Hope everyone had a happy and safe Fourth of July weekend. We’re back at it here at the media relations office in the Joe Craft Center. I will have a feature on Victoria Dunlap and the UK women’s basketball team in a little bit. Until then, check out a couple of football- and basketball-related links from around the Big Blue Nation:

– If you haven’t read it yet, check out the Courier-Journal’s Saturday story on former UK wide receiver Keenan Burton and his camp in Louisville, Ky. Burton, along with former Kentucky linebacker and teammate Wesley Woodyard and ex-Louisville Cardinal running back Michael Bush, hosted the “Reaching for the Stars Youth Football Camp.” The camp was completely free of charge and more than 100 more participants showed up than last year’s inaugural event.
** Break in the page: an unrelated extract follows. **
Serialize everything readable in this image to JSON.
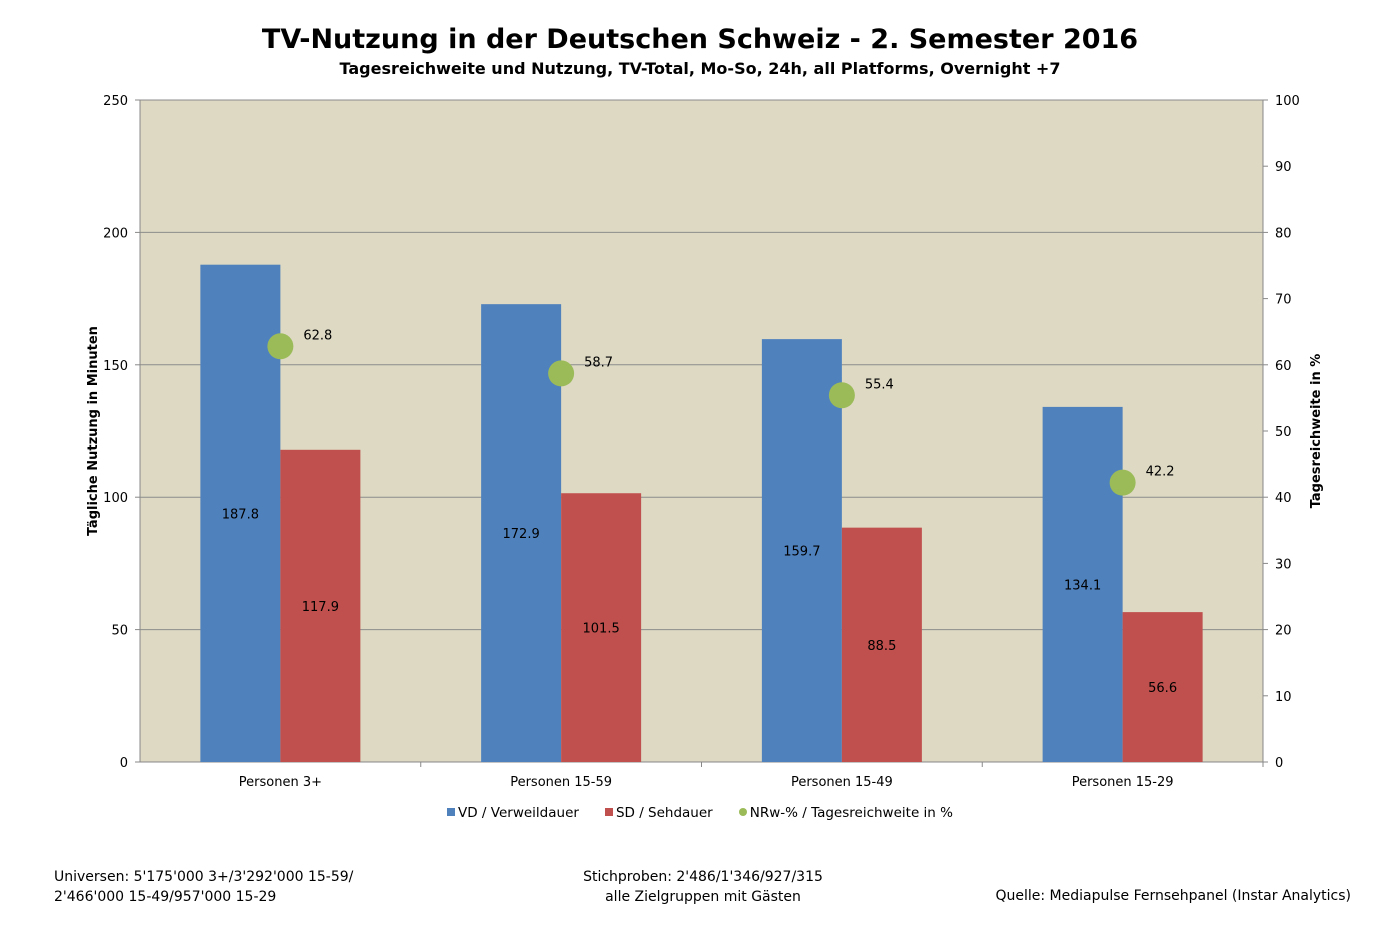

“I’m trying to teach life lessons, and the reality of my life is I’m not going to play football forever,” Burton said. “I want them to know me as an ambassador, someone who wanted to give back, someone who just wanted to do right.”

“I refuse to make these parents pay for anything,” Burton said. “I feel like it’s important for their kids to be able to come out here and do something constructive, do something to where they can reach and touch some of the players who have been here and done something.”
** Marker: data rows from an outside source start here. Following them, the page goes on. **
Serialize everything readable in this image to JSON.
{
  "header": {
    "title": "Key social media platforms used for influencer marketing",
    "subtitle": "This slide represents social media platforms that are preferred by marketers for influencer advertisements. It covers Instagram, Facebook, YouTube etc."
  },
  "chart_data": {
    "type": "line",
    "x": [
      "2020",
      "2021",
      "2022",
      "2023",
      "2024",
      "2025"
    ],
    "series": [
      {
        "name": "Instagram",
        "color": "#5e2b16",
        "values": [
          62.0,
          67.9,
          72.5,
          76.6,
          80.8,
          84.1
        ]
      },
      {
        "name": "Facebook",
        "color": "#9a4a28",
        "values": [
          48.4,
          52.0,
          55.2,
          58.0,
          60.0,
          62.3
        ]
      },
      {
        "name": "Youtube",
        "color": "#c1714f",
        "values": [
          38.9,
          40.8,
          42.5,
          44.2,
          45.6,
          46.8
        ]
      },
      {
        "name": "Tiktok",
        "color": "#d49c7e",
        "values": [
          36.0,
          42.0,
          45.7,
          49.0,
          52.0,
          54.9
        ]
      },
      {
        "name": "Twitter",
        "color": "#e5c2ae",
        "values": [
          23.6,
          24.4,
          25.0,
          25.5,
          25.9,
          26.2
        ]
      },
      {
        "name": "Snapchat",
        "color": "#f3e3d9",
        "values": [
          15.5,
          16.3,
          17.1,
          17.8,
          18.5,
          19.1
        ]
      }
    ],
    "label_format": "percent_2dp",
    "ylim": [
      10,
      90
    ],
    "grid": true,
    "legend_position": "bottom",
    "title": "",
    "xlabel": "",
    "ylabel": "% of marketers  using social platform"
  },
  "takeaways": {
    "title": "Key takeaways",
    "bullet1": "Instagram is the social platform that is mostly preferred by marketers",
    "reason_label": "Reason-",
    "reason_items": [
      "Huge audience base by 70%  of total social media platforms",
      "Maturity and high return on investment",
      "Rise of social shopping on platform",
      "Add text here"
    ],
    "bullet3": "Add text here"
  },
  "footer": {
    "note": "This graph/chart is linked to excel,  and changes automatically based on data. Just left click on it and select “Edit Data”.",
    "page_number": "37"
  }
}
– Jason Belzer from Fox Sports ranked a list of the top 25 high-major assistant coaches in college basketball. Kentucky’s Orlando Antigua, although technically not the No. 1 assistant coach at UK, made the list at No. 16. Keep in mind, as Belzer wrote in his story, that seven of the coaches he listed in the 2009-10 rankings went on to take head coaching jobs after the 2009-10 season. Here is what Belzer had to say about Antigua:

“Antigua has followed Calipari to Kentucky after joining the most successful four-year run in basketball history at Memphis. He helped coach the Memphis Tigers to a spot in the 2009 NCAA Sweet 16. Prior to Memphis, Antigua worked at his Alma mater, Pittsburgh where he helped lead the Panthers to the NCAA Tournament in all five years on staff, including the 2004 and 2007 Sweet Sixteen.”

And here is a quote from Antigua on being recognized:

“It’s always good to get recognized for your hard work but this isn’t about me,” Antigua said. “It’s about this great university  and about our entire staff working to help promote all that is great about Kentucky as a state, as a fan base and as a university.”